On observe, dans la vidéo d’Arnaud Dezoteux, ce qui serait un autre « glissement du réel ». S’ancrant également à Neubourg, il y filme la ville, le lycée et les champs alentour au moyen d’un drone. Cette technique particulière provoque une certaine distorsion de l’image. Ralentis, accélération brusque, flash lumineux ou bruits électroniques nous donnent une impression étrange des paysages ruraux ou urbains qui défilent sous nos yeux. On se dirait presque plongé dans un jeu vidéo où l’action ne se situerait pas dans un quelconque monde fantastique, mais où la fictionnalisation du réel par la technique semble nous y faire basculer.

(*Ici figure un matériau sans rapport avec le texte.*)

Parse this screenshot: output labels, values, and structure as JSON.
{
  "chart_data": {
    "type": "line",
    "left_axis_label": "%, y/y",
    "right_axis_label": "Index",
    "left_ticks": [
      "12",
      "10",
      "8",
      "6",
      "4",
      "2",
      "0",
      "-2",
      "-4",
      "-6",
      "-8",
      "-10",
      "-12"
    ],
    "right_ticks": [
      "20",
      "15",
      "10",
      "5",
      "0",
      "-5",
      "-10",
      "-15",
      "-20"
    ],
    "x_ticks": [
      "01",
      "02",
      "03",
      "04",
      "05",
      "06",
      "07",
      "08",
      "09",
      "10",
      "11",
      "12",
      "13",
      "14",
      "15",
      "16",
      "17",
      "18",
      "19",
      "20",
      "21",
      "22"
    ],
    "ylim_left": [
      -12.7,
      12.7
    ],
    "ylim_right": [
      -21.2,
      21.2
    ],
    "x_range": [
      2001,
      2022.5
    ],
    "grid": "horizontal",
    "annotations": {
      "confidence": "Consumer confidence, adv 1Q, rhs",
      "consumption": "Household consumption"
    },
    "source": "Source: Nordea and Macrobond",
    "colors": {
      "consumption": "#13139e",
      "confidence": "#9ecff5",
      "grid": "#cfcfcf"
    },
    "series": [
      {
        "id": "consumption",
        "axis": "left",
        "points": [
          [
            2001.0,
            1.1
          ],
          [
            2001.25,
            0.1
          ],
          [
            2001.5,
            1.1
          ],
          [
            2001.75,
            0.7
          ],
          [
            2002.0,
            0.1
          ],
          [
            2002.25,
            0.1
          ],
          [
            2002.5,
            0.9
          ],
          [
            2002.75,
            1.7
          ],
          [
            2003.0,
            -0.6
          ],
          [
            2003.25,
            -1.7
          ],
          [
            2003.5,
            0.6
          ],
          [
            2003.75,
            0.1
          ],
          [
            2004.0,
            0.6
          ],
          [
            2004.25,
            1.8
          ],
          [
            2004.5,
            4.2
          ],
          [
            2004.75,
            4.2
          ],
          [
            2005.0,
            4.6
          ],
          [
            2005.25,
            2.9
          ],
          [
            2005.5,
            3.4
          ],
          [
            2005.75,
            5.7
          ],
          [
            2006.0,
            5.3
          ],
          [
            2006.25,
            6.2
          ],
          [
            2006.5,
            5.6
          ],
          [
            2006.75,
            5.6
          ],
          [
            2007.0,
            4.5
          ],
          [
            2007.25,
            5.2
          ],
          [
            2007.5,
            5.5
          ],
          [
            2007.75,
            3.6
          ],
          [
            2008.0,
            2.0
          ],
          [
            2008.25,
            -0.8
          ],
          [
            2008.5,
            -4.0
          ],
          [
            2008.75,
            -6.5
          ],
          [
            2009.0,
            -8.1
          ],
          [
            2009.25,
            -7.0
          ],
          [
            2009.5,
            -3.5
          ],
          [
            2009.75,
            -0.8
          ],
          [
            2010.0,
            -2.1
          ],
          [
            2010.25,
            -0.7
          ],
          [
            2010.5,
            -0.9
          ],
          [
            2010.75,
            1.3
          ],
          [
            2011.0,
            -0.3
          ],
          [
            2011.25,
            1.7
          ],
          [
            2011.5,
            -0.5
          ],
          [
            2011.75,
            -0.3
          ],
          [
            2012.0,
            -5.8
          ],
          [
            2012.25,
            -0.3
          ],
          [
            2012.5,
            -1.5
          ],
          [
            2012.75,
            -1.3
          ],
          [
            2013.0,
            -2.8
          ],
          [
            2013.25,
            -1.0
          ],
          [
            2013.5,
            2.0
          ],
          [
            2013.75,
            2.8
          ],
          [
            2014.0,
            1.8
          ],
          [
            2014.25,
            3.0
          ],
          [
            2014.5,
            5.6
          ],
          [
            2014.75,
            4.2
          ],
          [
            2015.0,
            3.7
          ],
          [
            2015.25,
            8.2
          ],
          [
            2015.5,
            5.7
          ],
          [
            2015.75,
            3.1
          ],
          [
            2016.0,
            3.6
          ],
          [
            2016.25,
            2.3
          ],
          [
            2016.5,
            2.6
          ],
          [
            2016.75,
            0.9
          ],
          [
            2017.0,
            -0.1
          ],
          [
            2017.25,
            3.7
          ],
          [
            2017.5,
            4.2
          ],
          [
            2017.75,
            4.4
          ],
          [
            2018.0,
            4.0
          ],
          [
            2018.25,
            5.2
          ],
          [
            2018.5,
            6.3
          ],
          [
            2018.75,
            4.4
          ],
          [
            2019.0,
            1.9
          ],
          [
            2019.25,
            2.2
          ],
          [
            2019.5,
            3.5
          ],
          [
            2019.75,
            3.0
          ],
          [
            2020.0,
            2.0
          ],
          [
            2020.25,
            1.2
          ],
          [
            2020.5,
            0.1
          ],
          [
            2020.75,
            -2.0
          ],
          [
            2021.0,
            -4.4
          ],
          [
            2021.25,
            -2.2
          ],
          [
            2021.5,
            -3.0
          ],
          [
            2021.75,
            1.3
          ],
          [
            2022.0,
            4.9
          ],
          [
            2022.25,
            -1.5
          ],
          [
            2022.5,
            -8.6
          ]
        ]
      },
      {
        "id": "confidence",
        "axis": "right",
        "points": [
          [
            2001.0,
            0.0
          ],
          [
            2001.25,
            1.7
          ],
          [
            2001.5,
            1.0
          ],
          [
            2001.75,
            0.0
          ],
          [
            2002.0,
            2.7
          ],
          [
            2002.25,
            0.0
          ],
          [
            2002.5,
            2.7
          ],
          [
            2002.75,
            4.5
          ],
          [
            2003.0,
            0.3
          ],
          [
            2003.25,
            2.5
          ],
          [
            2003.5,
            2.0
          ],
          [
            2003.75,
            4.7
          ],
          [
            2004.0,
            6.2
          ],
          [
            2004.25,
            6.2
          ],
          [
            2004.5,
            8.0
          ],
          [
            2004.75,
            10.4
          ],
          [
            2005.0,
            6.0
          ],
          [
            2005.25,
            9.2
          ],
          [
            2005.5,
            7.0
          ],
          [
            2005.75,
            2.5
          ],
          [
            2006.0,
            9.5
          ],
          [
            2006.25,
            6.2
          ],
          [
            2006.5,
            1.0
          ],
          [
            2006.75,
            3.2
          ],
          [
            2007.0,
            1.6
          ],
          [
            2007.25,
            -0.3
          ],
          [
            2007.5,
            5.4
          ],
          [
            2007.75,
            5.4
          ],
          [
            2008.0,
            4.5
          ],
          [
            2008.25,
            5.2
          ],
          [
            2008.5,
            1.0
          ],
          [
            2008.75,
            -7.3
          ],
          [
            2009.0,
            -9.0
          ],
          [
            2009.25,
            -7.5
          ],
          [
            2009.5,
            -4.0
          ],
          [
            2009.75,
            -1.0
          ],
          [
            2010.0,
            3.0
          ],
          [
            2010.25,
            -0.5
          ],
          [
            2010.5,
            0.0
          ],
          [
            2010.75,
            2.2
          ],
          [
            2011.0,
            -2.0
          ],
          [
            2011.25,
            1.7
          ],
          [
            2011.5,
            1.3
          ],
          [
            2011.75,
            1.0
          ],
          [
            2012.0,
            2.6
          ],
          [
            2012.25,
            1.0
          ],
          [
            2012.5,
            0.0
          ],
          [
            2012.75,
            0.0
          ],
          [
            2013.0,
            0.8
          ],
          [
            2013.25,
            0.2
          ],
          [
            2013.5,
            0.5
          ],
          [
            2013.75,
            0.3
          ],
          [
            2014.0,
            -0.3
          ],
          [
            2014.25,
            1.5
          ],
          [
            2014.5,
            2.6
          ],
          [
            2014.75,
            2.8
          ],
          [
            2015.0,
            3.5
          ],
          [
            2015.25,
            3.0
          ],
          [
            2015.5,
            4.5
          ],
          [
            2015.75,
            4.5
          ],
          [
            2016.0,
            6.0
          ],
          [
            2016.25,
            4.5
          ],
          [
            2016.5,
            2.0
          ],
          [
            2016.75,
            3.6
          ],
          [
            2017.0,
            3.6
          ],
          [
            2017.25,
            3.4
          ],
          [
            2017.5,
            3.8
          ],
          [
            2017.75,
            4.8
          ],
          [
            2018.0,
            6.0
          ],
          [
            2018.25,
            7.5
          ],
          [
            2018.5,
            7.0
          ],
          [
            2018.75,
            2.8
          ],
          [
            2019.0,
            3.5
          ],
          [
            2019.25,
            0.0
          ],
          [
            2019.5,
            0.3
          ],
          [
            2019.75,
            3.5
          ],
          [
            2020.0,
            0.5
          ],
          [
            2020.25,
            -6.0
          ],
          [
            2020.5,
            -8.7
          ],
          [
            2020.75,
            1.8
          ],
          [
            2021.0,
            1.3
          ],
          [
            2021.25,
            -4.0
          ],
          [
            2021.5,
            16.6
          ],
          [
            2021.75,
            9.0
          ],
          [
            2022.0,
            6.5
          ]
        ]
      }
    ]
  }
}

Au sein de l’installation de Marwan Moujaes, Je vous ai apporté des bonbons. Parce que les fleurs c’est périssable, la vidéo s’articule avec un dispositif sonore et un groupe d’objets singulier : des friandises au miel placées dans une bonbonnière. Il nous faut patiemment comprendre la circulation qui se fait entre les trois éléments : l’image projetée dont on devine après quelque temps qu’elle est un film, par le lent mouvement des arbres portés par la brise, nous montre une vue aérienne du cimetière juif de Beyrouth, espace chargée d’émotion et d’histoire, délaissé et désormais inaccessible. Un lent bourdonnement parvient à nos oreilles : l’artiste a installé une ruche tout contre le mur du cimetière puis recueillit 80 grammes de miel dont la quantité correspond au 1800 m2 carré du cimetière pour en faire 100 grammes de bonbons. Cette installation nous invite à imaginer l’action de l’artiste qui emprunte un savoir-faire lié au domaine agricole pour le déplacer. Son geste réancre le cimetière dans une histoire et une mémoire collective, y infuse du vivant là où seules des âmes reposent et nous offre un objet qui se partage. La force émotionnelle de l’œuvre s’allie à la délicatesse et la sobriété d’un dispositif où l’on ne bascule jamais dans le pathos.

Prix Sciences Po 2018, crédit Léo Rivaud

Prix Sciences Po 2018, crédit Léo Rivaud

Prix Sciences Po 2018, crédit Léo Rivaud

Prix Sciences Po 2018, crédit Léo Rivaud

Cette même délicatesse se retrouve dans le travail de Natsuko Uchino qui présente Exte Mouton, un ouvrage textile, une grande laine feutrée teinte à l’indigo. Son travail qui se situe à la jonction de l’artisanat d’art et l’art contemporain – question éminemment actuelle – fait appel au collectif. Elle a ainsi travaillé en résidence à l’espace Etxe Nami, lieu atypique à Saint-Jean-de-Luz qui tisse des liens entre le Japon et le Pays Basque, faisant appel à des artisans de la laine et de la teinture. Mobilisant un savoir-faire français en train de disparaître, le textile reste imprégné d’une esthétique toute japonaise : on songe à des motifs imprimés sur un kimono, à une estampe…

Chez la jeune artiste, il semble bien s’agir de penser ce qui n’est plus alors une (in) différence, mais au contraire, hybrider les cultures, les techniques, les références.